Gone to Texas
By: Lucy Nashed, TLR Communications Director
2018 was a year of whirlwind travel for me, from New York City to San Angelo, Texas and several stops in between. But there was one trip I looked forward to more than the others: a handful of balmy November days in San Diego to attend and speak at the American Tort Reform Association’s annual conference.
Never having been to San Diego before, I’d heard stories about just how incredible a place it is to visit. I pretty quickly figured out what all the fuss was about. Walking through Little Italy and Coronado Island, I found myself looking around and wondering what it would be like to live in a place where the average daily temperature hovers around 75 degrees (more importantly, where the average daily humidity hovers around zero) with miles of pristine Pacific beaches at my disposal.
And almost as quickly as those thoughts popped into my mind, I remembered something my old boss, Gov. Perry, used to say when talking about California’s economic policies.
“How badly do you have to screw this place up to make people want to leave?”
Pretty badly, it turns out.
According to the Dallas Business Journal, “a record number of companies are leaving California for states with a better business climate, and a new report shows that Texas remains their No. 1 destination.”
The article quotes Joseph Vranich, president of Spectrum Location Solutions, who looked at the number of relocations from California to Texas in 2016 (the most recent year available).
“The study estimates that 1,800 relocation or ‘disinvestment events’ occurred in 2016… setting a record yearly high going back to 2008. About 13,000 companies left the state during that nine-year period.

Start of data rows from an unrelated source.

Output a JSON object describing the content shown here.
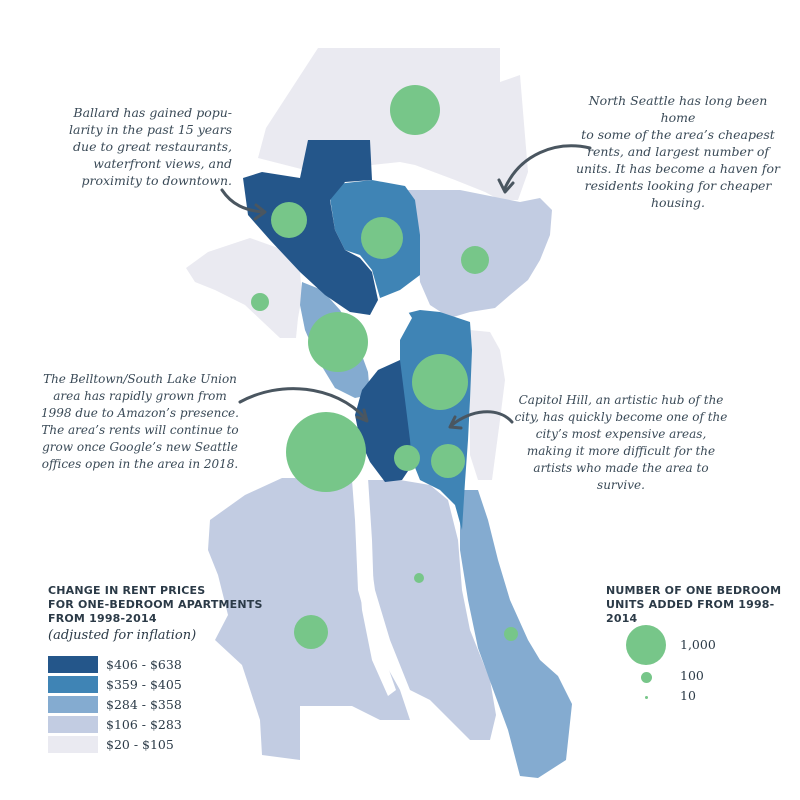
{
  "colors": {
    "tier1": "#24568a",
    "tier2": "#3f84b5",
    "tier3": "#84abd0",
    "tier4": "#c2cce2",
    "tier5": "#eaeaf1",
    "circle": "#77c689",
    "water": "#ffffff"
  },
  "annotations": {
    "ballard": [
      "Ballard has gained popu-",
      "larity in the past 15 years",
      "due to great restaurants,",
      "waterfront views, and",
      "proximity to downtown."
    ],
    "north_seattle": [
      "North Seattle has long been home",
      "to some of the area’s cheapest",
      "rents, and largest number of",
      "units. It has become a haven for",
      "residents looking for cheaper",
      "housing."
    ],
    "belltown": [
      "The Belltown/South Lake Union",
      "area has rapidly grown from",
      "1998 due to Amazon’s presence.",
      "The area’s rents will continue to",
      "grow once Google’s new Seattle",
      "offices open in the area in 2018."
    ],
    "capitol_hill": [
      "Capitol Hill, an artistic hub of the",
      "city, has quickly become one of the",
      "city’s most expensive areas,",
      "making it more difficult for the",
      "artists who made the area to",
      "survive."
    ]
  },
  "rent_legend": {
    "title": [
      "CHANGE IN RENT PRICES",
      "FOR ONE-BEDROOM APARTMENTS",
      "FROM 1998-2014"
    ],
    "subtitle": "(adjusted for inflation)",
    "items": [
      {
        "label": "$406 - $638",
        "color": "#24568a"
      },
      {
        "label": "$359 - $405",
        "color": "#3f84b5"
      },
      {
        "label": "$284 - $358",
        "color": "#84abd0"
      },
      {
        "label": "$106 - $283",
        "color": "#c2cce2"
      },
      {
        "label": "$20 - $105",
        "color": "#eaeaf1"
      }
    ]
  },
  "units_legend": {
    "title": [
      "NUMBER OF ONE BEDROOM",
      "UNITS ADDED FROM 1998-2014"
    ],
    "items": [
      {
        "label": "1,000",
        "value": 1000
      },
      {
        "label": "100",
        "value": 100
      },
      {
        "label": "10",
        "value": 10
      }
    ]
  }
}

Of the 1,800 events, 299 of those departures landed in Texas.”
That’s pretty incredible when you consider, as Vranich says, that moving jobs, homes and families is a major undertaking for most Americans.
“’A lot of people don’t want to be more than one hour from other members of their family they might be leaving behind, or their good friends or their favorite country club—whatever it is… For Texas to do as well as it does attracting California companies is really remarkable in and of itself.’”
Aside from the tax and regulatory policies that make living and running a business in California difficult, one of Vranich’s observations will strike a chord with anyone interested in Texas’ legal system.
“The top reason to leave California is no longer high taxes, although that still ranks highly, Vranich said.
‘The legal climate has become so difficult that companies should consider locating in jurisdictions where they will be treated fairly,’ he said.”
Can you imagine living in a state whose legal system is so unfair, your livelihood depended on leaving?
Texas has been there, done that. Once known as the Wild West of Litigation, it was a place job creators avoided because of the risks and costs of being sued.
There’s a reason for the old saying, “Gone to Texas.” Let’s work to keep it that way.